(UNESP - 2013 - 2a fase - Questão 11)
Texto 1
Para santo Tomás de Aquino, o poder político, por ser uma instituição divina, além dos fins temporais que justificam a ação política, visa outros fins superiores, de natureza espiritual. O Estado deve dar condições para a realização eterna e sobrenatural do homem. Ao discutir a relação Estado-Igreja, admite a supremacia desta sobre aquele. Considera a Monarquia a melhor forma de governo, por ser o governo de um só, escolhido pela sua virtude, desde que seja bloqueado o caminho da tirania.
Texto 2
Maquiavel rejeita a política normativa dos gregos, a qual, ao explicar “como o homem deve agir”, cria sistemas utópicos. A nova política, ao contrário, deve procurar a verdade efetiva, ou seja, “como o homem age de fato”. O método de Maquiavel estipula a observação dos fatos, o que denota uma tendência comum aos pensadores do Renascimento, preocupados em superar, através da experiência, os esquemas meramente dedutivos da Idade Média.
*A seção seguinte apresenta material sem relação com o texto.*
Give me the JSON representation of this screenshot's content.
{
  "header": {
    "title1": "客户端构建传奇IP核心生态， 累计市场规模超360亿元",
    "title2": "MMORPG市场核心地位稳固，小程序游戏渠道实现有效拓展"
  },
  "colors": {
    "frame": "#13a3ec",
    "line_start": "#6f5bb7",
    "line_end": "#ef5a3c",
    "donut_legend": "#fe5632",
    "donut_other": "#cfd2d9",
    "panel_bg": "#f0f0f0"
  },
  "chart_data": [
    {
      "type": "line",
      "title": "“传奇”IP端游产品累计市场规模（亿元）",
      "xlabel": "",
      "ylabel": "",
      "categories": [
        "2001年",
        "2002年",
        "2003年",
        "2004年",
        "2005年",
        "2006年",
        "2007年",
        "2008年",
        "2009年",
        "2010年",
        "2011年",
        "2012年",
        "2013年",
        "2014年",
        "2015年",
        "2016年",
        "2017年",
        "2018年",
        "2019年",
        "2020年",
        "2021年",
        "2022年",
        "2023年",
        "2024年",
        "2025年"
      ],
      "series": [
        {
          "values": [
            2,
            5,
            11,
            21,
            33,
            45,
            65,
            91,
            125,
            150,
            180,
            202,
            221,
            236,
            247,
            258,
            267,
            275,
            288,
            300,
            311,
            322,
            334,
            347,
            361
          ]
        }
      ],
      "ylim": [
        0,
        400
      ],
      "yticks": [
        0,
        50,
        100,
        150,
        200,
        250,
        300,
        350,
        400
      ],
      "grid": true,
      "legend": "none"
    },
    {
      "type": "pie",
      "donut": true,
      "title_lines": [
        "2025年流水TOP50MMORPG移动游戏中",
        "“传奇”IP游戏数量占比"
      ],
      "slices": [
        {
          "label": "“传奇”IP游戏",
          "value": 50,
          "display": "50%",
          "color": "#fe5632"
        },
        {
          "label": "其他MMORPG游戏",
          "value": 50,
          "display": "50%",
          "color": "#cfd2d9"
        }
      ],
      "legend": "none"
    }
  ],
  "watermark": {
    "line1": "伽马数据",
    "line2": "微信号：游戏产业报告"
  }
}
Seus estudos levam à constatação de que os homens sempre agiram pelas formas da corrupção e da violência.
(Maria Lúcia Aranha e Maria Helena Martins. Filosofando, 1986. Adaptado.)
Explique as diferentes concepções de política expressadas nos dois textos
Gabarito:
Resolução:
As concepções políticas de Tomás de Aquino, ao representar as próprias noções medievais sobre o poder político, são influenciadas pelas noções gregas, majoritariamente aristotélicas, apesar de algumas ideias já encontrarem origem em Platão. Essas concepções são imbuídas por uma íntima relação entre ética e política, a partir de uma metafísica, em um sentido de que a política deve ser norteada por princípios absolutos e transcendentes, concebidos por uma ética superior e religiosa. A moral divina deve, portanto, fornecer regras e princípios para nortear a vida política, cujo melhor regime — em consonância com as noções gregas tanto aristotélicas quanto platônicas — é a monarquia, a qual distingue-se da tirania, a corrupção direta do poder monárquico. Então, o poder político tomista é concebido a partir da metafísica, de uma normatividade.
Maquiavel, ao contrário, inaugura a separação entre a ética e a política, fundando a ciência política como análise dos fatos sem o juízo de valor, fora de uma metafísica. Essa separação determina a distinção entre o fato e o ideal, isto é, daquilo que é, na realidade histórica e social, e daquilo que deve ser, no plano da normatividade e do ideal; a partir dessa distinção, Maquiavel introduz uma perspectiva política conforme a realidade factual, daquilo que ocorre em detrimento do que é ideal, pois, para ele, a política deve ser norteada pelas contingências históricas e não de ideais metafísicos. Logo, a corrupção é analisada a partir de uma observação empírica da realidade, em que se constata a constância desses atos.